Praca sprowadza się do uzyskania informacji o adresie jednej z funkcji z kodu Pythona w kodzie wykonywalnym CPython.
Na podstawie tego adresu obliczany jest adres bazowy CPythona w pamięci oraz adres funkcji system() w załadowanej instancji libc. Na koniec następuje bezpośrednie przejście do danego systemu adresowego poprzez zastąpienie wskaźnika pierwszego argumentu napisem "/bin/sh".
Najłatwiejszym podejściem do eksploatacji jest utworzenie listy o długości równej długości zwolnionego bufora, która najprawdopodobniej będzie miała swój bufor pozycji (ob_item) przydzielony w tym samym miejscu, co zwolniony bufor.
Oznacza to, że otrzymamy dwa różne „widoki” na ten sam fragment pamięci. Jeden pogląd, widok pamięci, uważa, że pamięć to po prostu tablica bajtów, do których możemy arbitralnie zapisywać lub czytać. Drugi widok to utworzona przez nas lista, według której pamięć jest listą wskaźników PyObject. Oznacza to, że możemy tworzyć fałszywe wiadomości e-mail PyObject gdzieś w pamięci, zapisywać ich adresy na liście, pisząc do widoku pamięci, a następnie uzyskiwać do nich dostęp poprzez indeksowanie listy.
W przypadku PoC zapisują 0 do bufora (linia 16), a następnie uzyskują do niego dostęp poprzez print(L[0]). L[0] pobiera pierwszy obiekt PyObject*, który ma wartość 0, a następnie print próbuje uzyskać dostęp do niektórych znajdujących się w nim pól, co skutkuje wyłuskaniem wskaźnika zerowego.

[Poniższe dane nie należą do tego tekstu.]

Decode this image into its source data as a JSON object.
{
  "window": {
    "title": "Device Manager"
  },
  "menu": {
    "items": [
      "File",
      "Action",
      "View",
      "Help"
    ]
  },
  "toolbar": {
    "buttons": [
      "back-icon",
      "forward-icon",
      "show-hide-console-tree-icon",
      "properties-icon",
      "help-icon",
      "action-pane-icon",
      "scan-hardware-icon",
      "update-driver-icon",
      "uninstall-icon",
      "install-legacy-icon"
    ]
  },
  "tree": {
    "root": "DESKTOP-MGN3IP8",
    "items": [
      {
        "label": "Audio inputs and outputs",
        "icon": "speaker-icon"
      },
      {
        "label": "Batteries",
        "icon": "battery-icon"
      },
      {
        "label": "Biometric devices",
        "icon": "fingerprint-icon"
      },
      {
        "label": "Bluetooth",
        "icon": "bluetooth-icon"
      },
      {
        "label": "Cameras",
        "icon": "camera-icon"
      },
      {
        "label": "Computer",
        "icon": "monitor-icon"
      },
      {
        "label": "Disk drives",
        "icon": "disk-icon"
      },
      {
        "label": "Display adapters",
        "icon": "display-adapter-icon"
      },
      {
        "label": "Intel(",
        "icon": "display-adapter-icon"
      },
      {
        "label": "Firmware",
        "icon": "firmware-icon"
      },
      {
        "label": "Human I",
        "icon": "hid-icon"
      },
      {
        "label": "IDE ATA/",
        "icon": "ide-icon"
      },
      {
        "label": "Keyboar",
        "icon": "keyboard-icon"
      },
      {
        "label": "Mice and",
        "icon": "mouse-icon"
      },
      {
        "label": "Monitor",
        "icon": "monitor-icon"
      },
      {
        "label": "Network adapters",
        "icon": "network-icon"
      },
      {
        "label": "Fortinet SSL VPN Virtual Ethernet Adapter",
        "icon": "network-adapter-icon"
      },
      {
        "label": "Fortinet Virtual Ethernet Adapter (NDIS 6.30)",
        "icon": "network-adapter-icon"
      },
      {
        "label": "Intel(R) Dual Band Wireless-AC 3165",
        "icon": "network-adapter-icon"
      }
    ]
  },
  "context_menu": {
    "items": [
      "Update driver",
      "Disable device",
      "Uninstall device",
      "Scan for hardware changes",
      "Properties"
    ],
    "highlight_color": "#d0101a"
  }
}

Wspomina się, że ten błąd jest obecny we wszystkich wersjach Pythona od przynajmniej Pythona 2.7 i chociaż exploit został zaprojektowany do pracy na prawie każdej wersji Pythona 3, nie oznacza to, że nie można go odtworzyć w Pythonie 2 (według autora).

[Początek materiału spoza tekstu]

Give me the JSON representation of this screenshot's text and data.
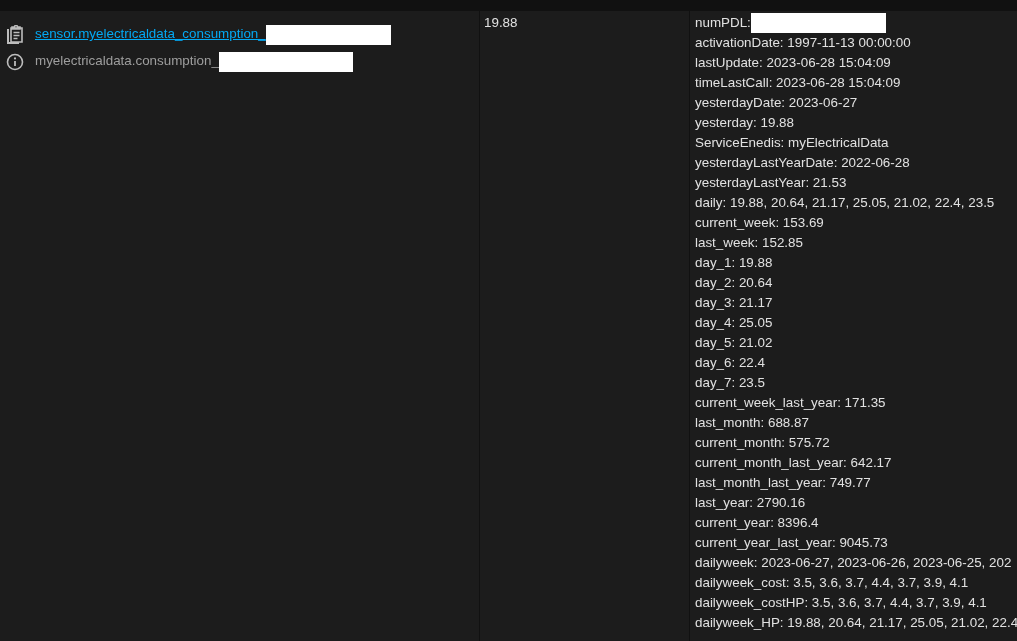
{
  "entity": {
    "entity_id": "sensor.myelectricaldata_consumption_",
    "entity_id_redacted": true,
    "friendly_name": "myelectricaldata.consumption_",
    "friendly_name_redacted": true
  },
  "state": "19.88",
  "attributes": [
    {
      "text": "numPDL:",
      "redacted": true
    },
    {
      "text": "activationDate: 1997-11-13 00:00:00"
    },
    {
      "text": "lastUpdate: 2023-06-28 15:04:09"
    },
    {
      "text": "timeLastCall: 2023-06-28 15:04:09"
    },
    {
      "text": "yesterdayDate: 2023-06-27"
    },
    {
      "text": "yesterday: 19.88"
    },
    {
      "text": "ServiceEnedis: myElectricalData"
    },
    {
      "text": "yesterdayLastYearDate: 2022-06-28"
    },
    {
      "text": "yesterdayLastYear: 21.53"
    },
    {
      "text": "daily: 19.88, 20.64, 21.17, 25.05, 21.02, 22.4, 23.5"
    },
    {
      "text": "current_week: 153.69"
    },
    {
      "text": "last_week: 152.85"
    },
    {
      "text": "day_1: 19.88"
    },
    {
      "text": "day_2: 20.64"
    },
    {
      "text": "day_3: 21.17"
    },
    {
      "text": "day_4: 25.05"
    },
    {
      "text": "day_5: 21.02"
    },
    {
      "text": "day_6: 22.4"
    },
    {
      "text": "day_7: 23.5"
    },
    {
      "text": "current_week_last_year: 171.35"
    },
    {
      "text": "last_month: 688.87"
    },
    {
      "text": "current_month: 575.72"
    },
    {
      "text": "current_month_last_year: 642.17"
    },
    {
      "text": "last_month_last_year: 749.77"
    },
    {
      "text": "last_year: 2790.16"
    },
    {
      "text": "current_year: 8396.4"
    },
    {
      "text": "current_year_last_year: 9045.73"
    },
    {
      "text": "dailyweek: 2023-06-27, 2023-06-26, 2023-06-25, 202"
    },
    {
      "text": "dailyweek_cost: 3.5, 3.6, 3.7, 4.4, 3.7, 3.9, 4.1"
    },
    {
      "text": "dailyweek_costHP: 3.5, 3.6, 3.7, 4.4, 3.7, 3.9, 4.1"
    },
    {
      "text": "dailyweek_HP: 19.88, 20.64, 21.17, 25.05, 21.02, 22.4"
    }
  ]
}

Celem exploita jest wywołanie systemu("/bin/sh") których kroki są następujące:
- Wskaźnik funkcji binarnej wycieku CPython
- Oblicz adres bazowy CPython
- Oblicz adres systemu lub swój odcinek PLT
- Przejdź do tego adresu z pierwszym argumentem wskazującym na /bin/sh
- wygrana
Na koniec wspomniano, że exploit nie będzie przydatny w większości konfiguracji. Może się jednak przydać interpreterom Pythona próbującym izolować kod, ograniczać importy lub korzystać z zaczepów audytu.
W końcu jeśli chcesz dowiedzieć się więcej na ten temat o notatce można zapoznać się z oryginalną publikacją w następujący link.